The governor of The Bank of England has ruled out an early rise in interest rates, citing falling oil prices and weaker than expected inflation.
Mark Carney told an audience at the University of London that “now is not yet the time to raise interest rates.”
He said that the plummeting oil prices, volatility in China and poor wage growth in the UK had dragged down inflation, therefore delaying the need for a rise in interest rates.
“This wasn’t a surprise to market participants or the wider public. They observed the renewed collapse in oil prices, the volatility in China, and the moderation in growth and wages here at home since the summer and rightly concluded that not enough cumulative progress had been made to warrant tightening monetary policy.”

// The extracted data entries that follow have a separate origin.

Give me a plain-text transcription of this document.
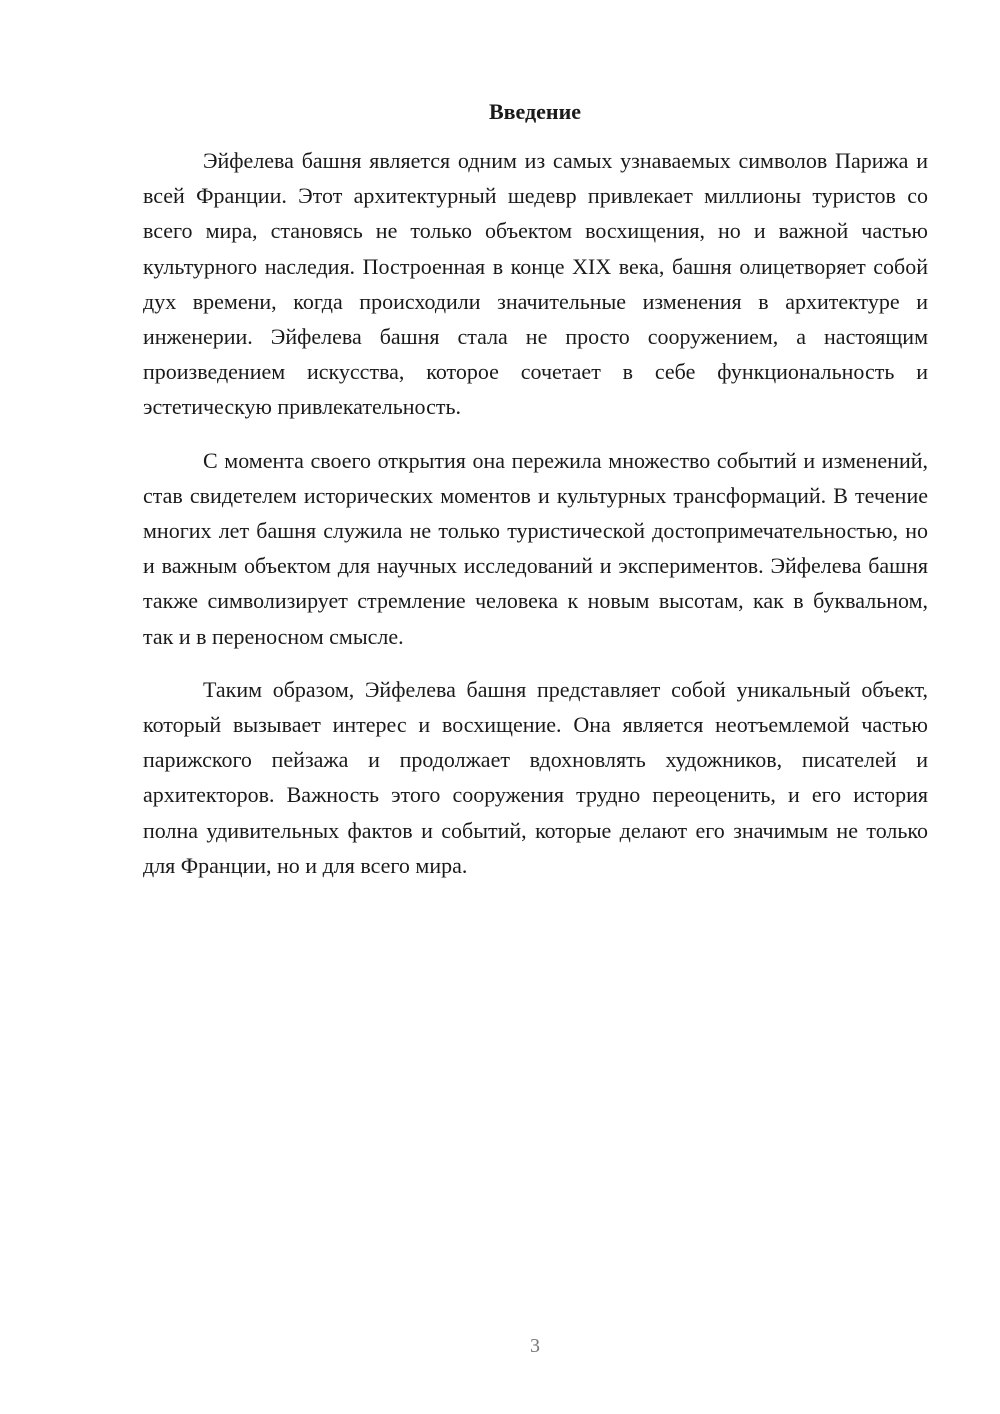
Введение

Эйфелева башня является одним из самых узнаваемых символов Парижа и всей Франции. Этот архитектурный шедевр привлекает миллионы туристов со всего мира, становясь не только объектом восхищения, но и важной частью культурного наследия. Построенная в конце XIX века, башня олицетворяет собой дух времени, когда происходили значительные изменения в архитектуре и инженерии. Эйфелева башня стала не просто сооружением, а настоящим произведением искусства, которое сочетает в себе функциональность и эстетическую привлекательность.

С момента своего открытия она пережила множество событий и изменений, став свидетелем исторических моментов и культурных трансформаций. В течение многих лет башня служила не только туристической достопримечательностью, но и важным объектом для научных исследований и экспериментов. Эйфелева башня также символизирует стремление человека к новым высотам, как в буквальном, так и в переносном смысле.

Таким образом, Эйфелева башня представляет собой уникальный объект, который вызывает интерес и восхищение. Она является неотъемлемой частью парижского пейзажа и продолжает вдохновлять художников, писателей и архитекторов. Важность этого сооружения трудно переоценить, и его история полна удивительных фактов и событий, которые делают его значимым не только для Франции, но и для всего мира.

3
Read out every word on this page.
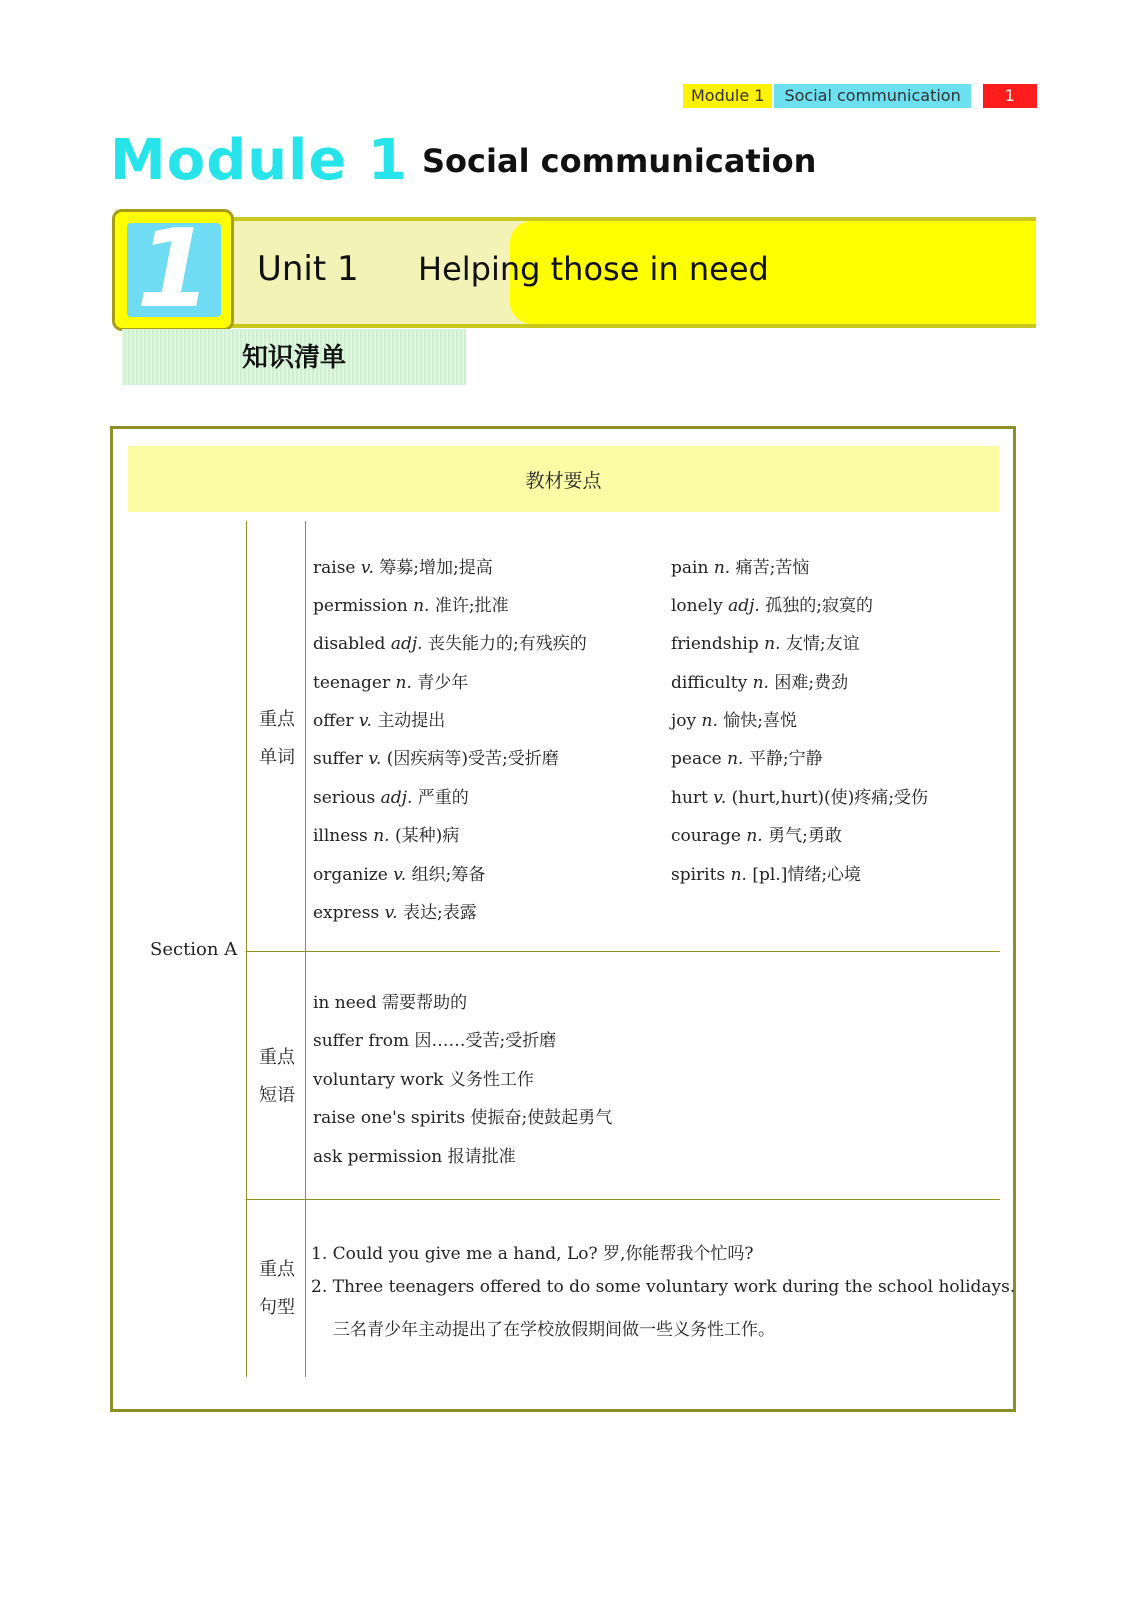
Module 1	Social communication	1
Module 1 Social communication
1 Unit 1 Helping those in need
知识清单
教材要点
Section A
重点
单词
重点
短语
重点
句型
raise v. 筹募;增加;提高
permission n. 准许;批准
disabled adj. 丧失能力的;有残疾的
teenager n. 青少年
offer v. 主动提出
suffer v. (因疾病等)受苦;受折磨
serious adj. 严重的
illness n. (某种)病
organize v. 组织;筹备
express v. 表达;表露
pain n. 痛苦;苦恼
lonely adj. 孤独的;寂寞的
friendship n. 友情;友谊
difficulty n. 困难;费劲
joy n. 愉快;喜悦
peace n. 平静;宁静
hurt v. (hurt,hurt)(使)疼痛;受伤
courage n. 勇气;勇敢
spirits n. [pl.]情绪;心境
in need 需要帮助的
suffer from 因……受苦;受折磨
voluntary work 义务性工作
raise one's spirits 使振奋;使鼓起勇气
ask permission 报请批准
1. Could you give me a hand, Lo? 罗,你能帮我个忙吗?
2. Three teenagers offered to do some voluntary work during the school holidays.
三名青少年主动提出了在学校放假期间做一些义务性工作。
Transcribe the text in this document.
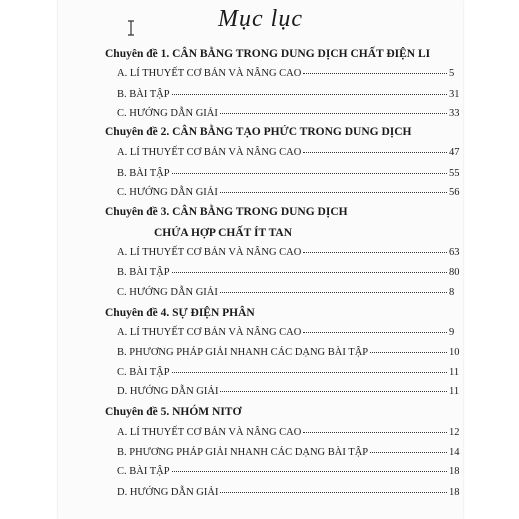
Mục lục
Chuyên đề 1. CÂN BẰNG TRONG DUNG DỊCH CHẤT ĐIỆN LI
A. LÍ THUYẾT CƠ BẢN VÀ NÂNG CAO	5
B. BÀI TẬP	31
C. HƯỚNG DẪN GIẢI	33
Chuyên đề 2. CÂN BẰNG TẠO PHỨC TRONG DUNG DỊCH
A. LÍ THUYẾT CƠ BẢN VÀ NÂNG CAO	47
B. BÀI TẬP	55
C. HƯỚNG DẪN GIẢI	56
Chuyên đề 3. CÂN BẰNG TRONG DUNG DỊCH
CHỨA HỢP CHẤT ÍT TAN
A. LÍ THUYẾT CƠ BẢN VÀ NÂNG CAO	63
B. BÀI TẬP	80
C. HƯỚNG DẪN GIẢI	8
Chuyên đề 4. SỰ ĐIỆN PHÂN
A. LÍ THUYẾT CƠ BẢN VÀ NÂNG CAO	9
B. PHƯƠNG PHÁP GIẢI NHANH CÁC DẠNG BÀI TẬP	10
C. BÀI TẬP	11
D. HƯỚNG DẪN GIẢI	11
Chuyên đề 5. NHÓM NITƠ
A. LÍ THUYẾT CƠ BẢN VÀ NÂNG CAO	12
B. PHƯƠNG PHÁP GIẢI NHANH CÁC DẠNG BÀI TẬP	14
C. BÀI TẬP	18
D. HƯỚNG DẪN GIẢI	18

Carney did not give a commitment on when interest rates would rise from the historic low of 0.5%. Economists have predicted interest rates will not rise until the second half of the year at the very earliest, most likely after the Brexit referendum.
“The world is weaker and UK growth has slowed. Due to the oil price collapse, inflation has fallen further and will likely remain very low for longer,” Carney said.
“This journey doesn’t have a set timetable; only an expected direction of travel.”
The Bank of England decided last week to maintain interest rates at the current level following recent market volatility, with eight of the nine rate setters on the Monetary Policy Committee voting for no change. Only Ian McCafferty voted for a rise to 0.75%.
Carney said that interest rates would not rise until there was stronger growth and inflation was back on track to hit the Bank’s target of 2%.
He pointed out that the Bank would continue to monitor more “buoyant” areas of activity such as buy-to-let mortgages, unsecured consumer credit and commercial real estate.
“More fundamentally, it doesn’t take a genius to recognise that a prolonged period of low and relatively predictable interest rates could encourage the build-up of excessive risks. That’s why the Bank is monitoring risks closely and has taken action where appropriate,” Carney said.
Mike Coady, managing director of deVere Mortgages, said: “I think the earliest we can now expect a rate rise will be in 2017. This is primarily because headline CPI inflation is almost back to zero and because whilst UK GDP growth is steady, current forecasts for wage growth in 2016 of 3.75 per cent look very optimistic. “And when interest rates do eventually rise, there is little reason to expect a return to the rate levels of before the credit crunch.